Baca Juga: Jangan Tunggu Sampai Jebol, Ini Waktu yang Tepat Ganti Sepatu Lari

Pembangunan tol Trans Jawa juga dianggap memangkas waktu tempuh antar daerah, sehingga membuka peluang pilihan daerah baru di Jawa Barat dan Tengah, bahkan hingga ke Jawa Timur sebagai tujuan investasi industri padat karya.

Selain itu, saat pandemi Covid-19, pemerintah tetap dan masih membuka peluang produksi, dengan implementasi protokol kesehatan yang ketat.

Sejumlah Kementerian lalu menerbitkan sejumlah regulasi pendukungnya, seperti Kementerian Perindustrian menerbitkan izin operasional dan mobilitas kegiatan industry (IOMKI).

Langkah ini, kata Aprisindo, membuat industri orientasi ekspor tetap bisa menjaga komitmen mereka terhadap kebutuhan dunia, bahkan dapat merebut pemesanan dari negara-negara produsen alas kaki, yang melakukan lockdown.

Di saat bersamaan, pemerintah juga menetapkan Undang-Undang Cipta Kerja, yang salah satunya melakukan deregulasi perundangan bidang ketenagakerjaan.

Pengaturan pada bidang ketenagakerjaan menurut asosiasi, mampu memberikan daya tarik yang kuat bagi industri alas kaki untuk berinvestasi di lndonesia.

Lebih lanjut, kata Eddy, transisi pemerintahan yang berjalan dengan baik ke Presiden terpilih Prabowo Subianto, dapat memacu pertumbuhan alas kaki.

Beberapa Kendala Masih Jadi Tantangan

Namun, meski industri masih berada di jalur yang tepat dan dalam proses pertumbuhan, Eddy melihat masih ada kendala yang jadi tantangan bagi kemajuan.

Beberapa kendala ini seperti akses ke pasar utama di Uni Eropa, dengan ekspor Indonesia masih terbebani bea masuk yang tidak kompetitif. Di sisi lain, bahan baku yang kompetitif masih menjadi penghambat dalam peningkatan ekspor alas kaki lndonesia.

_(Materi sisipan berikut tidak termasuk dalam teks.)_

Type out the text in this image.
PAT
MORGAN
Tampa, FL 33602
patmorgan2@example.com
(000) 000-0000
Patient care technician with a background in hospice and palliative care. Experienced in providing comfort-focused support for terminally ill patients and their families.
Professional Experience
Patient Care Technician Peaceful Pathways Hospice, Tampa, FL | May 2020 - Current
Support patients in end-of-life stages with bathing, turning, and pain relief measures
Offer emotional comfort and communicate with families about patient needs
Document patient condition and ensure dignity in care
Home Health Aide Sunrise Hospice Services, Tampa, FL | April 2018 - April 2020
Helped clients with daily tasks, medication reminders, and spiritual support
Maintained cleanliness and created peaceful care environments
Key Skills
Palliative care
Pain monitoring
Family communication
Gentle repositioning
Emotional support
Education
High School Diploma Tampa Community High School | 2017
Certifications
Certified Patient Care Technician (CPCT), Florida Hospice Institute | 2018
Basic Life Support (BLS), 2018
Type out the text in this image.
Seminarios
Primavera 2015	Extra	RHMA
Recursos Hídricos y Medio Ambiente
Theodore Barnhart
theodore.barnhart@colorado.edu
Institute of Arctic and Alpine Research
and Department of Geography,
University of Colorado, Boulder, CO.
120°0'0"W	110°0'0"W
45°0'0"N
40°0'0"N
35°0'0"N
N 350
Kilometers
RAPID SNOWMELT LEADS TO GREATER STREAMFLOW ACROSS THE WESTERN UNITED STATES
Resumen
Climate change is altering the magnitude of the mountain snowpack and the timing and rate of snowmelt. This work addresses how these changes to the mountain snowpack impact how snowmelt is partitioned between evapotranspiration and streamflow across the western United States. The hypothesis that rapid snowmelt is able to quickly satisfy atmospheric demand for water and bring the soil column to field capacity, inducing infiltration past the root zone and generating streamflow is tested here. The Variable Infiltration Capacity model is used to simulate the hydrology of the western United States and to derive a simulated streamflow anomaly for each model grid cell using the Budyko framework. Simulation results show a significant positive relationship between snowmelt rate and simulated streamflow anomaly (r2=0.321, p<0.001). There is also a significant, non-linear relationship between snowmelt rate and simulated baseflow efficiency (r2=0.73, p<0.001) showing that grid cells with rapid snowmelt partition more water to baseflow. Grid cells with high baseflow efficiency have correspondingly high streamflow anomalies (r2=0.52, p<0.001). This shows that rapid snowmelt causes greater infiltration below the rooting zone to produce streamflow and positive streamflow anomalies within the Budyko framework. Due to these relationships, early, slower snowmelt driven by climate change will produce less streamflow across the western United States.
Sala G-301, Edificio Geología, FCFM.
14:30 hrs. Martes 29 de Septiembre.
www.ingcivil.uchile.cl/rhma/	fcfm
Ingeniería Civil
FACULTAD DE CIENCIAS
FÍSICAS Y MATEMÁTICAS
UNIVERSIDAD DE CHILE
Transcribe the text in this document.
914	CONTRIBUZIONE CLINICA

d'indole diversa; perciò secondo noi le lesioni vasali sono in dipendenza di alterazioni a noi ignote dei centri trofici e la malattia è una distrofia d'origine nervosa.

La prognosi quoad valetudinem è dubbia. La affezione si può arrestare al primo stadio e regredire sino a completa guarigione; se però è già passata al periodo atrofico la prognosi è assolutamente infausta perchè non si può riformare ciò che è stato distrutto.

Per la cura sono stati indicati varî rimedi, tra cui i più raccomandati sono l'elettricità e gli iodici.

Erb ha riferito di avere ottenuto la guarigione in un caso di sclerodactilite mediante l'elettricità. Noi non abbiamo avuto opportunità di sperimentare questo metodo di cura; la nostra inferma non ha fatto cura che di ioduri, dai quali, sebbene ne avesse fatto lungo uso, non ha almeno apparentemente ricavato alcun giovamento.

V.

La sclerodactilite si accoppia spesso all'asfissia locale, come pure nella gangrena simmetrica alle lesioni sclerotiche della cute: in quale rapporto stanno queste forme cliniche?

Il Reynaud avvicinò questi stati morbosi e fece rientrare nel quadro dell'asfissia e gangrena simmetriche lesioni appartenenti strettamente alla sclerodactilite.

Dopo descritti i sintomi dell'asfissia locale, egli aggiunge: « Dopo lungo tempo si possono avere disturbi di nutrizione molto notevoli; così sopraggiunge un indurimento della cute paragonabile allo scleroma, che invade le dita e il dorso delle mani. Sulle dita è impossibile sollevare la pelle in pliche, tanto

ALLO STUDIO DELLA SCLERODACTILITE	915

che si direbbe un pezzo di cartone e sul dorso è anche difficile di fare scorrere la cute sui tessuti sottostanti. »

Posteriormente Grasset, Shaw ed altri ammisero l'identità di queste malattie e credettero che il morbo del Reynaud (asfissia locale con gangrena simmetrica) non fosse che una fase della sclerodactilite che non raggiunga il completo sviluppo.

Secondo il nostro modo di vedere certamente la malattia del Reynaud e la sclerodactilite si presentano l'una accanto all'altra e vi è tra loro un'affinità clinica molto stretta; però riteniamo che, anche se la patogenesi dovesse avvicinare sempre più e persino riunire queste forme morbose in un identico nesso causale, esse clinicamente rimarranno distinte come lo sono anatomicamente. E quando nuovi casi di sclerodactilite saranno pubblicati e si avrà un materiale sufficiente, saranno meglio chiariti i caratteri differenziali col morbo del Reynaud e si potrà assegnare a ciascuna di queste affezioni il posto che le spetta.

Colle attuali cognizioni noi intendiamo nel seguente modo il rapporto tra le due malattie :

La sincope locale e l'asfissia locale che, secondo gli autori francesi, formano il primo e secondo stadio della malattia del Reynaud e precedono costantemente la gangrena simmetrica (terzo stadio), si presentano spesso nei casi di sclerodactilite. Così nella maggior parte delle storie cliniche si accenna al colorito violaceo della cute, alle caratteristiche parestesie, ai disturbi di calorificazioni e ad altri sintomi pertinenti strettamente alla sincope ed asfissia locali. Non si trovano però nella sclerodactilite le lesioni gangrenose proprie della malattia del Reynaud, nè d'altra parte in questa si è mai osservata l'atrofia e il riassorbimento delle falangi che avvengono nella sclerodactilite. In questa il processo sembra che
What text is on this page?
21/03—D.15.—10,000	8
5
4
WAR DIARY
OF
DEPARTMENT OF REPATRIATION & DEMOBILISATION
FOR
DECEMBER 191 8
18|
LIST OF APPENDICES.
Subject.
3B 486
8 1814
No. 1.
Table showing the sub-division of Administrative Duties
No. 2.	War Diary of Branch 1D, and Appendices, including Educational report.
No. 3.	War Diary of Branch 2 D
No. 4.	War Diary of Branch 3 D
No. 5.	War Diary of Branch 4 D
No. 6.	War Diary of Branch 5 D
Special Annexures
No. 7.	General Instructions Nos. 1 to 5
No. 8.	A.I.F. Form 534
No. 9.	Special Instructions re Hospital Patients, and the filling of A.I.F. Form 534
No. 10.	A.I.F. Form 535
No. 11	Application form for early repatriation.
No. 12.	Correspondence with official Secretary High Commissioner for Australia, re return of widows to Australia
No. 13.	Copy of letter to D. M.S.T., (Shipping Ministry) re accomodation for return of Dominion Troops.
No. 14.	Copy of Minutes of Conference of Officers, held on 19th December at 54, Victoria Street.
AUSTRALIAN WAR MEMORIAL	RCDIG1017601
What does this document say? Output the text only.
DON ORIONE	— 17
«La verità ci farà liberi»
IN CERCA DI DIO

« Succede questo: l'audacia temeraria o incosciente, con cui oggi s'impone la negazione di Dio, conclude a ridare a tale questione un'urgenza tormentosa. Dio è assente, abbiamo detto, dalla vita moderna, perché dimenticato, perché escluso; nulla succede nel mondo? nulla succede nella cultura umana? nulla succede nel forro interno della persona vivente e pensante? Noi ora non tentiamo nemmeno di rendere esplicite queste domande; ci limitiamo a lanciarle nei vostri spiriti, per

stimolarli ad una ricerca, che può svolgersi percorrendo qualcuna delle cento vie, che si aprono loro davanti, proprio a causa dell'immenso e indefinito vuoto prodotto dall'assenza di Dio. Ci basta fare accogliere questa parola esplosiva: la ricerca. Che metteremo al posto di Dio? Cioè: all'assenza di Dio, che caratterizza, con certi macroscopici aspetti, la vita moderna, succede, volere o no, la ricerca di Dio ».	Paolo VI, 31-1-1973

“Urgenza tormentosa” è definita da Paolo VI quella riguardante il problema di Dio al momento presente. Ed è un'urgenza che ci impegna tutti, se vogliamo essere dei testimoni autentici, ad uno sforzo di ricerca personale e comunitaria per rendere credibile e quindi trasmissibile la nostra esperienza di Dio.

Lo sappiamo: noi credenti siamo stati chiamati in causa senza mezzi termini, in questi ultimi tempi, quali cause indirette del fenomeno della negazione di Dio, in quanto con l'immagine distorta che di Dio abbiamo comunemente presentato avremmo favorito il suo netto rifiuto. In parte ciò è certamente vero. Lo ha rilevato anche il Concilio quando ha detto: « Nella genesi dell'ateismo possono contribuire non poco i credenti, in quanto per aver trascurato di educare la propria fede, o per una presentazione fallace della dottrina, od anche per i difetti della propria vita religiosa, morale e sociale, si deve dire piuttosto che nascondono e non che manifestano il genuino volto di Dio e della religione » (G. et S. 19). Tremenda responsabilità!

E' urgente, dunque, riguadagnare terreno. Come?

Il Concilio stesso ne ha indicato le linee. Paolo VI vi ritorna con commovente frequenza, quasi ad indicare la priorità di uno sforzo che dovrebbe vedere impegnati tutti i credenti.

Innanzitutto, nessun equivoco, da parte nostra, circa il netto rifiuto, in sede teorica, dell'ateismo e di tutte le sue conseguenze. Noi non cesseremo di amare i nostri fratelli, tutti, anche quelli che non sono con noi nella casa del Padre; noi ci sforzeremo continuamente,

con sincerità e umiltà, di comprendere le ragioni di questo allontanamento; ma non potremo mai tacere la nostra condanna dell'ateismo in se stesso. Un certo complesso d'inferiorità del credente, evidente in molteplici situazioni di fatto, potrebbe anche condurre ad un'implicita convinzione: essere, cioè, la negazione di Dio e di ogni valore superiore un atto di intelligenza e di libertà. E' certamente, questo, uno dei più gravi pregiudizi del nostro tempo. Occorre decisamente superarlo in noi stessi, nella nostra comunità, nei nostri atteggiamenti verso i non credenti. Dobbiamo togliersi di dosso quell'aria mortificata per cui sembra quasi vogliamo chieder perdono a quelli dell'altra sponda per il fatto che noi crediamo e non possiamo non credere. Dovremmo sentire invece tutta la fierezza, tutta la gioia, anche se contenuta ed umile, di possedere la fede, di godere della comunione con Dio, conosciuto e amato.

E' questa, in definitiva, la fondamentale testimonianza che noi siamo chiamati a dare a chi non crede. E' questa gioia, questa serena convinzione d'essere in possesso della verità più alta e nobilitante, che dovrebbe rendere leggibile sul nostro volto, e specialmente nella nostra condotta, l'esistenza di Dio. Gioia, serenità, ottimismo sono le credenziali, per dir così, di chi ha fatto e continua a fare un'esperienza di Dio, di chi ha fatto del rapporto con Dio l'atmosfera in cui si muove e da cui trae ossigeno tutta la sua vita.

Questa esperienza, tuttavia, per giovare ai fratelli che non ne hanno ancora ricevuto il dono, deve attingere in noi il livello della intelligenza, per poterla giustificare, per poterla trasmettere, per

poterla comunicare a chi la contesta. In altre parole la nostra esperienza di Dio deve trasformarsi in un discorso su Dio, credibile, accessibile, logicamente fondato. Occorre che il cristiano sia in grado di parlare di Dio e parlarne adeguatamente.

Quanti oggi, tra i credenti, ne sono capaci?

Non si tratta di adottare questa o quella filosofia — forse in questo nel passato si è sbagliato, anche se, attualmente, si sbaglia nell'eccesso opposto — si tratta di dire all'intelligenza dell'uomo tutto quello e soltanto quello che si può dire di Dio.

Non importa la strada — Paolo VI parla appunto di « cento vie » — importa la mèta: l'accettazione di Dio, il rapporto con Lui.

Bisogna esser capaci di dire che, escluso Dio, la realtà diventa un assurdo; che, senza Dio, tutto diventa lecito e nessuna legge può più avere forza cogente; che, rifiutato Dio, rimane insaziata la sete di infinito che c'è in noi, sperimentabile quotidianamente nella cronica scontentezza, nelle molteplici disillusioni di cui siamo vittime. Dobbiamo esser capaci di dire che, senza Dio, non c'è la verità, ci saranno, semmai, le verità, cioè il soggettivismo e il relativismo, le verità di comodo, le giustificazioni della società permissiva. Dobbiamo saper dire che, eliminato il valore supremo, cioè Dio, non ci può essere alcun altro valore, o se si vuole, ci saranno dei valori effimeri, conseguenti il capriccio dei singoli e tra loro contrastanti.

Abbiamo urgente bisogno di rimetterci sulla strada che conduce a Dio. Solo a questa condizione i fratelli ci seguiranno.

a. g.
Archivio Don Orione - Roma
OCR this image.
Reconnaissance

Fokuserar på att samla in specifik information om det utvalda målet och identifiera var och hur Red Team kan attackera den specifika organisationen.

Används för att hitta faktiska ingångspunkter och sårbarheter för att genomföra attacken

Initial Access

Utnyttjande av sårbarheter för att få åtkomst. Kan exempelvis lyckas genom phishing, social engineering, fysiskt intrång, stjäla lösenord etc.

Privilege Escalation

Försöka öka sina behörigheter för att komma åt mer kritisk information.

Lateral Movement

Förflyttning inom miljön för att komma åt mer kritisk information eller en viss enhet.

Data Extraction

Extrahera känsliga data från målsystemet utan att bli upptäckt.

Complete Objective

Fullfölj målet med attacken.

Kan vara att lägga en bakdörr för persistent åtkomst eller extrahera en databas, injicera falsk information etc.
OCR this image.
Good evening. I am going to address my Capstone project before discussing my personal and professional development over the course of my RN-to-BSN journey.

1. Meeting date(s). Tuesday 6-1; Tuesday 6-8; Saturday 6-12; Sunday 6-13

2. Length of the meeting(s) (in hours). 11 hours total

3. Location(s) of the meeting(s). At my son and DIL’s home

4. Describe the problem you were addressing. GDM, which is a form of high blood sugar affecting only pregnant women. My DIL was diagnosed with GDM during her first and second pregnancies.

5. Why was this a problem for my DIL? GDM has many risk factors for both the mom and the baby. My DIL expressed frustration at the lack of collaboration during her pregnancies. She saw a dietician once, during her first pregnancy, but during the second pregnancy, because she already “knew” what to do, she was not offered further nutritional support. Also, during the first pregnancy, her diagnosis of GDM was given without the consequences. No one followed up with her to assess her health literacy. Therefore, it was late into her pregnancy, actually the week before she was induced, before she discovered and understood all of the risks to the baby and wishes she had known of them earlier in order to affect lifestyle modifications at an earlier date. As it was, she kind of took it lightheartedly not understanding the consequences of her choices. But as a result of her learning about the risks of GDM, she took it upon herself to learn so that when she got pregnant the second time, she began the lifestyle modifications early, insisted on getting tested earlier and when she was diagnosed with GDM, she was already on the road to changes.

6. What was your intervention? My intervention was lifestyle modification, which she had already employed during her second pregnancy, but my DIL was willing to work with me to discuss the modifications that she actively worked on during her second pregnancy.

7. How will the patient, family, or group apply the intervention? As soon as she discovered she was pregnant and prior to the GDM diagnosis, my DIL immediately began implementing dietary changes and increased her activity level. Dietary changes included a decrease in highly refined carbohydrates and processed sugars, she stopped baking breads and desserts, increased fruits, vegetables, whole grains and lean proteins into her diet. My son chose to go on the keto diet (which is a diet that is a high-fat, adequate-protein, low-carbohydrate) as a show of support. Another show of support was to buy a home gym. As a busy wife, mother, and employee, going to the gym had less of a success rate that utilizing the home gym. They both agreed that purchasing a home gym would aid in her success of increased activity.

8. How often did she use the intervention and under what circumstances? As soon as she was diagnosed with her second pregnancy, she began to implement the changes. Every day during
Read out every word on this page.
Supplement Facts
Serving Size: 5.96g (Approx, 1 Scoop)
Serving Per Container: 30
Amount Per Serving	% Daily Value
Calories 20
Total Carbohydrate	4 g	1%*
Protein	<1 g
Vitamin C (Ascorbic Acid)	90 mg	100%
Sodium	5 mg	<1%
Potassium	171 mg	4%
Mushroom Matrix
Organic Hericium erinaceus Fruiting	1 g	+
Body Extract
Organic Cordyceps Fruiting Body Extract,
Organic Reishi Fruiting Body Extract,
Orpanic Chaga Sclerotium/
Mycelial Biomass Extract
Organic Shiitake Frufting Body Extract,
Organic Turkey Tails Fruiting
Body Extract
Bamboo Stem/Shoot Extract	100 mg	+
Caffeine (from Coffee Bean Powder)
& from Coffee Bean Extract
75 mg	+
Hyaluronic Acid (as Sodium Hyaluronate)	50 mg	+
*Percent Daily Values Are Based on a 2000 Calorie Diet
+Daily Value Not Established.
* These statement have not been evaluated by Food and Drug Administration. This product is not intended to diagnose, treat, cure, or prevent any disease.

Dukungan fasilitas kemudahan impor untuk tujuan ekspor dalam bentuk Kawasan Berikat memang mampu memudahkan aksesibilitas terhadap impor bahan baku yang kompetitif untuk industri. Sayangnya, kata Eddy, tidak semua industri bisa mengakses fasilitas tersebut.

“Sehingga industri dalam negeri, khususnya yang merupakan perusahaan Penanaman Modal Dalam Negeri (PMDN) sulit bersaing untuk pasar ekspor dan domestik,” ujar Eddy.

Selain itu, masih ada juga masalah klasik seperti birokratisasi perizinan usaha yang masih jadi hambatan investasi masuk.

“Kepastian dalam mendapatkan layanan perizinan mulai dari kepastian dapat izin, kepastian waktu, kepastian jumlah untuk izin yang berbentuk kuota dan besarnya biaya mendapatkan izin masih menjadi kendala,” kata Eddy.

Ia mencontohkan, hingga saat ini untuk mendapatkan izin lingkungan masih perlu waktu lama, bahkan bisa mencapai hingga dua tahun dan dengan biaya yang sangat mahal.